Long-term time-series forecasting (LTSF) models are often presented as general-purpose solutions that can be applied across domains, implicitly assuming that all data is pointwise predictable. Using chaotic systems such as Lorenz-63 as a case study, we argue that geometric structure - not pointwise prediction - is the right abstraction for a dynamic-agnostic foundational model. Minimizing the Wasserstein-2 distance (W2), which captures geometric changes, and providing a spectral view of dynamics are essential for long-horizon forecasting. Our model, FRIREN (Flow-inspired Representations via Interpretable Eigen-networks), implements an augmented normalizing-flow block that embeds data into a normally distributed latent representation.

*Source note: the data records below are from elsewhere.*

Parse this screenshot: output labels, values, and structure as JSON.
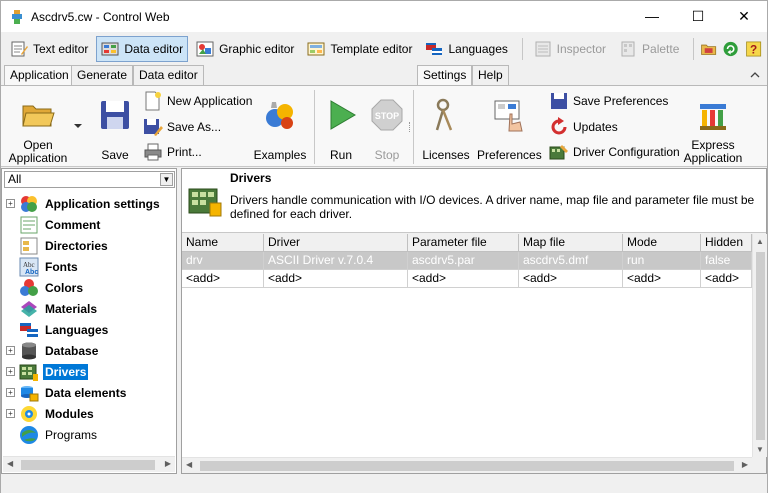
{
  "window": {
    "title": "Ascdrv5.cw - Control Web",
    "minimize_glyph": "—",
    "maximize_glyph": "☐",
    "close_glyph": "✕"
  },
  "editors": [
    {
      "label": "Text editor",
      "icon": "text-editor-icon"
    },
    {
      "label": "Data editor",
      "icon": "data-editor-icon",
      "active": true
    },
    {
      "label": "Graphic editor",
      "icon": "graphic-editor-icon"
    },
    {
      "label": "Template editor",
      "icon": "template-editor-icon"
    },
    {
      "label": "Languages",
      "icon": "languages-icon"
    },
    {
      "label": "Inspector",
      "icon": "inspector-icon",
      "disabled": true
    },
    {
      "label": "Palette",
      "icon": "palette-icon",
      "disabled": true
    }
  ],
  "tabs": {
    "left": [
      "Application",
      "Generate",
      "Data editor"
    ],
    "right": [
      "Settings",
      "Help"
    ],
    "active": [
      "Application",
      "Settings"
    ]
  },
  "ribbon": {
    "open_application": "Open\nApplication",
    "save": "Save",
    "new_application": "New Application",
    "save_as": "Save As...",
    "print": "Print...",
    "examples": "Examples",
    "run": "Run",
    "stop": "Stop",
    "licenses": "Licenses",
    "preferences": "Preferences",
    "save_preferences": "Save Preferences",
    "updates": "Updates",
    "driver_configuration": "Driver Configuration",
    "express_application": "Express\nApplication"
  },
  "tree": {
    "filter": "All",
    "items": [
      {
        "label": "Application settings",
        "expandable": true,
        "icon": "application-settings-icon"
      },
      {
        "label": "Comment",
        "expandable": false,
        "icon": "comment-icon"
      },
      {
        "label": "Directories",
        "expandable": false,
        "icon": "directories-icon"
      },
      {
        "label": "Fonts",
        "expandable": false,
        "icon": "fonts-icon"
      },
      {
        "label": "Colors",
        "expandable": false,
        "icon": "colors-icon"
      },
      {
        "label": "Materials",
        "expandable": false,
        "icon": "materials-icon"
      },
      {
        "label": "Languages",
        "expandable": false,
        "icon": "languages-icon"
      },
      {
        "label": "Database",
        "expandable": true,
        "icon": "database-icon"
      },
      {
        "label": "Drivers",
        "expandable": true,
        "icon": "drivers-icon",
        "selected": true
      },
      {
        "label": "Data elements",
        "expandable": true,
        "icon": "data-elements-icon"
      },
      {
        "label": "Modules",
        "expandable": true,
        "icon": "modules-icon"
      },
      {
        "label": "Programs",
        "expandable": false,
        "icon": "programs-icon",
        "normal": true
      }
    ]
  },
  "details": {
    "title": "Drivers",
    "description": "Drivers handle communication with I/O devices. A driver name, map file and parameter file must be defined for each driver."
  },
  "grid": {
    "columns": [
      "Name",
      "Driver",
      "Parameter file",
      "Map file",
      "Mode",
      "Hidden"
    ],
    "rows": [
      [
        "drv",
        "ASCII Driver v.7.0.4",
        "ascdrv5.par",
        "ascdrv5.dmf",
        "run",
        "false"
      ],
      [
        "<add>",
        "<add>",
        "<add>",
        "<add>",
        "<add>",
        "<add>"
      ]
    ]
  },
  "colors": {
    "selection": "#0078d7",
    "active_editor": "#cce4f7",
    "disabled_text": "#9a9a9a",
    "selected_row": "#c8c8c8"
  }
}
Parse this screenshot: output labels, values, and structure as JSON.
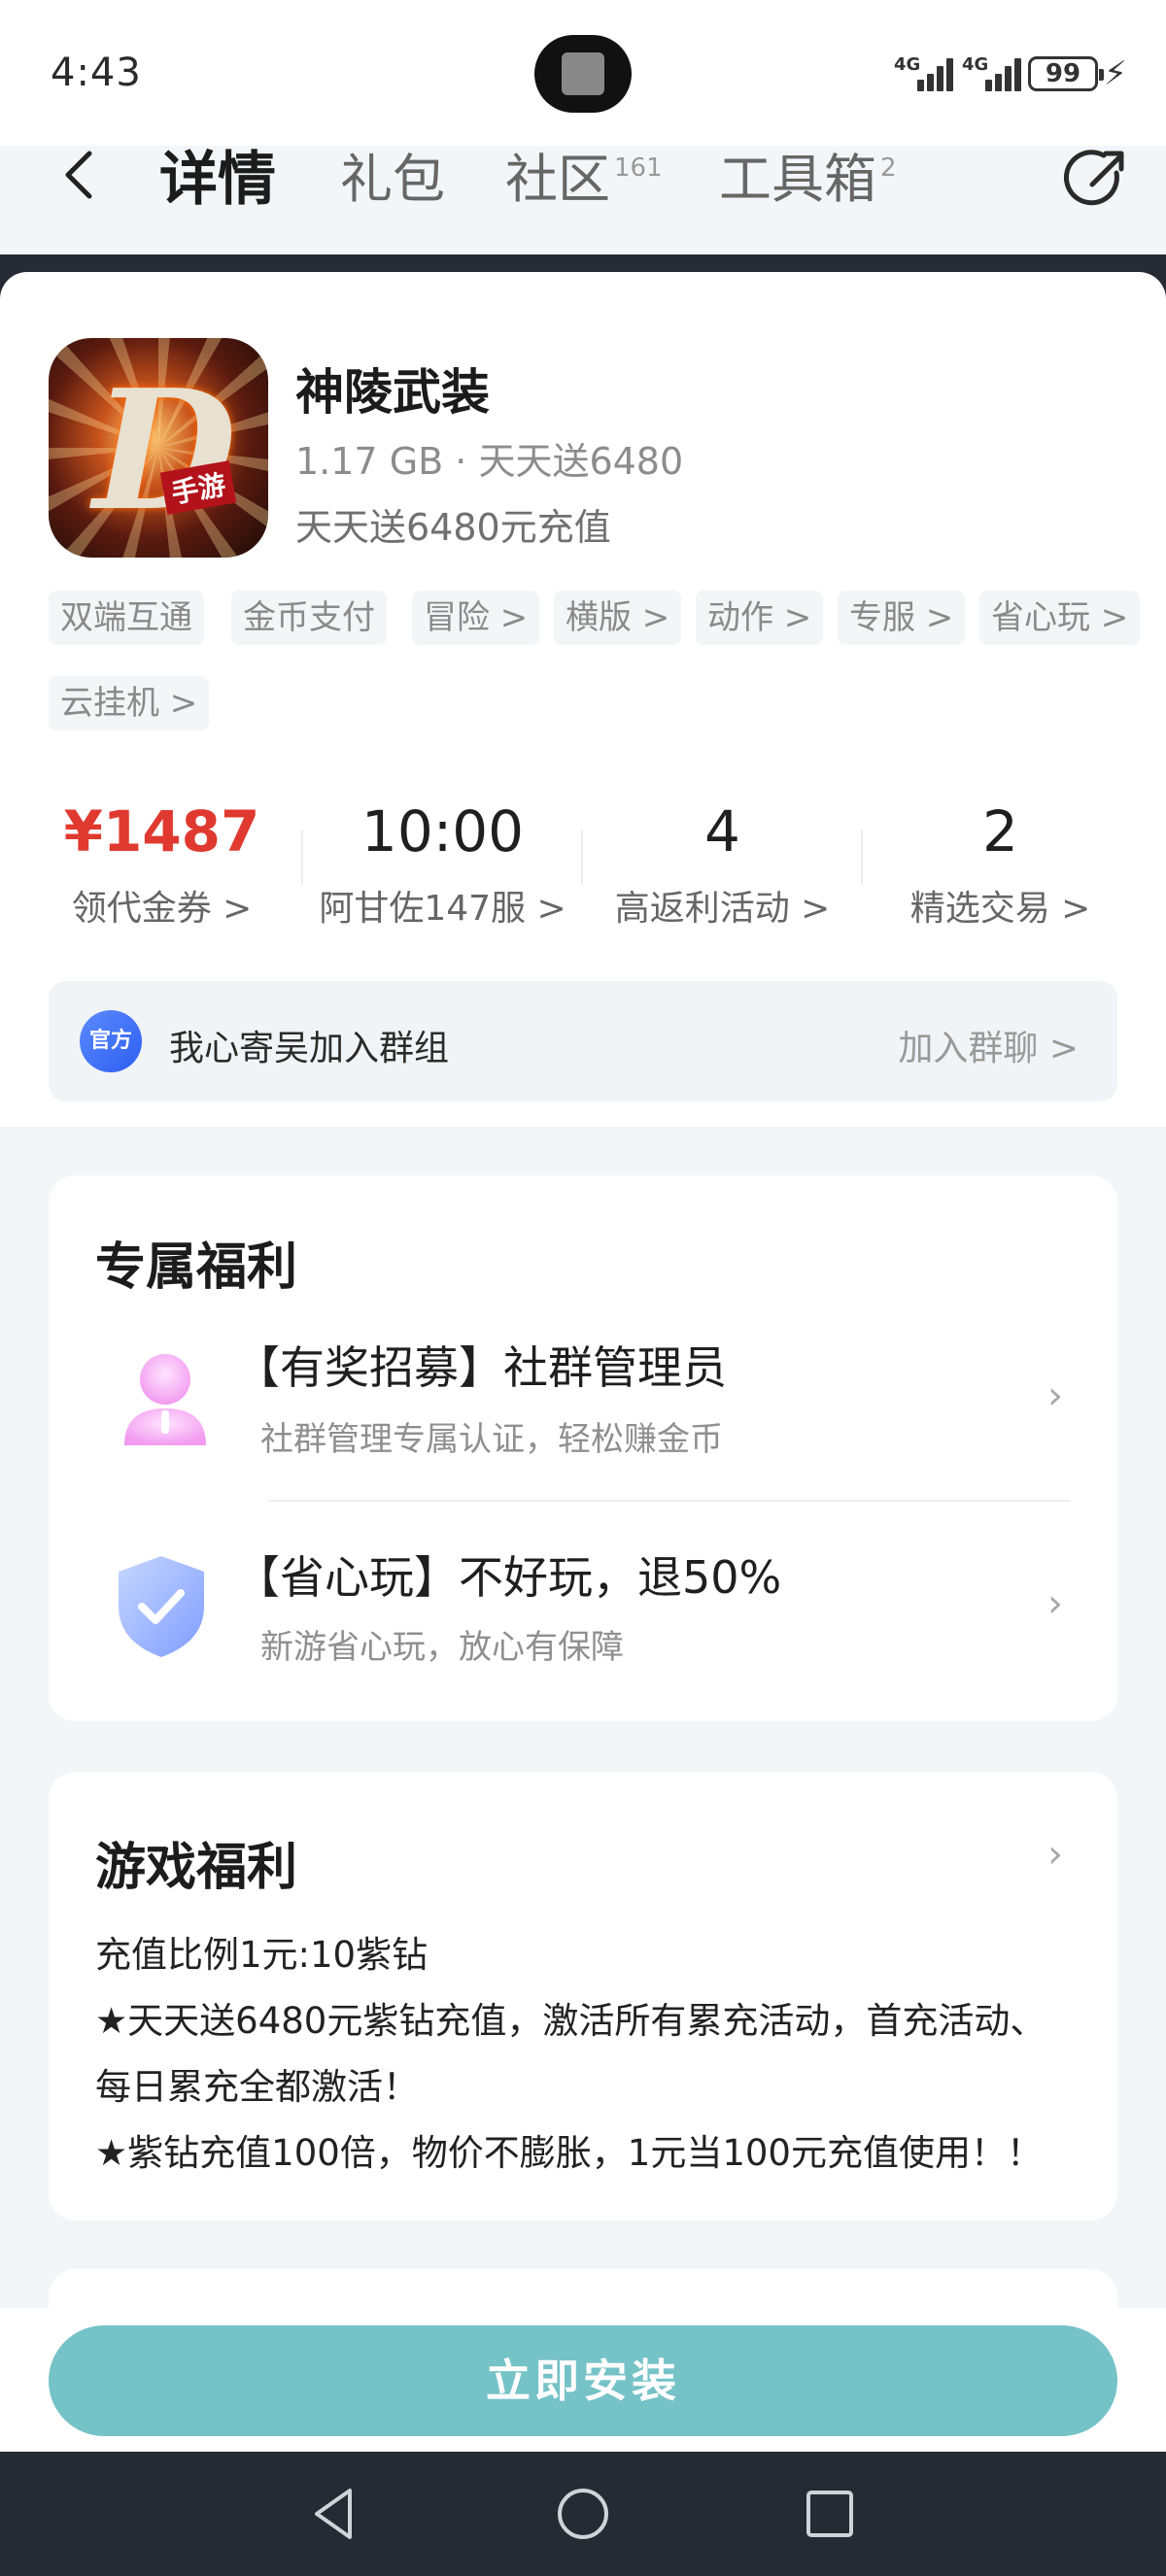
{
  "status_bar": {
    "time": "4:43",
    "network_1": "4G",
    "network_2": "4G",
    "battery": "99"
  },
  "nav": {
    "tabs": [
      {
        "label": "详情",
        "count": ""
      },
      {
        "label": "礼包",
        "count": ""
      },
      {
        "label": "社区",
        "count": "161"
      },
      {
        "label": "工具箱",
        "count": "2"
      }
    ],
    "active_tab": "详情"
  },
  "app": {
    "name": "神陵武装",
    "meta": "1.17 GB · 天天送6480",
    "promo": "天天送6480元充值",
    "icon_badge": "手游",
    "icon_letter": "D",
    "tags": [
      "双端互通",
      "金币支付",
      "冒险 >",
      "横版 >",
      "动作 >",
      "专服 >",
      "省心玩 >",
      "云挂机 >"
    ]
  },
  "stats": [
    {
      "value": "¥1487",
      "label": "领代金券 >"
    },
    {
      "value": "10:00",
      "label": "阿甘佐147服 >"
    },
    {
      "value": "4",
      "label": "高返利活动 >"
    },
    {
      "value": "2",
      "label": "精选交易 >"
    }
  ],
  "group": {
    "badge": "官方",
    "name": "我心寄吴加入群组",
    "action": "加入群聊 >"
  },
  "exclusive": {
    "title": "专属福利",
    "items": [
      {
        "title": "【有奖招募】社群管理员",
        "subtitle": "社群管理专属认证，轻松赚金币"
      },
      {
        "title": "【省心玩】不好玩，退50%",
        "subtitle": "新游省心玩，放心有保障"
      }
    ]
  },
  "game_benefits": {
    "title": "游戏福利",
    "lines": [
      "充值比例1元:10紫钻",
      "★天天送6480元紫钻充值，激活所有累充活动，首充活动、",
      "每日累充全都激活！",
      "★紫钻充值100倍，物价不膨胀，1元当100元充值使用！！"
    ]
  },
  "install_button": "立即安装",
  "colors": {
    "accent_red": "#e0392f",
    "install_button": "#75c2c7",
    "dark_bar": "#252a33"
  }
}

It then generates a W2-efficient optimal path that can be decomposed into rotation, scaling, inverse rotation, and translation. This architecture yields locally generated, geometry-preserving predictions that are independent of the underlying dynamics, and a global spectral representation that functions as a finite Koopman operator with a small modification. This enables practitioners to identify which modes grow, decay, or oscillate, both locally and system-wide. FRIREN achieves an MSE of 11.4, MAE of 1.6, and SWD of 0.96 on Lorenz-63 in a 336-in, 336-out, dt=0.01 setting, surpassing TimeMixer (MSE 27.3, MAE 2.8, SWD 2.1). The model maintains effective prediction for 274 out of 336 steps, approximately 2.5 Lyapunov times. On Rossler (96-in, 336-out), FRIREN achieves an MSE of 0.0349, MAE of 0.0953, and SWD of 0.0170, outperforming TimeMixer's MSE of 4.3988, MAE of 0.886, and SWD of 3.2065. FRIREN is also competitive on standard LTSF datasets such as ETT and Weather. By connecting modern generative flows with classical spectral analysis, FRIREN makes long-term forecasting both accurate and interpretable, setting a new benchmark for LTSF model design.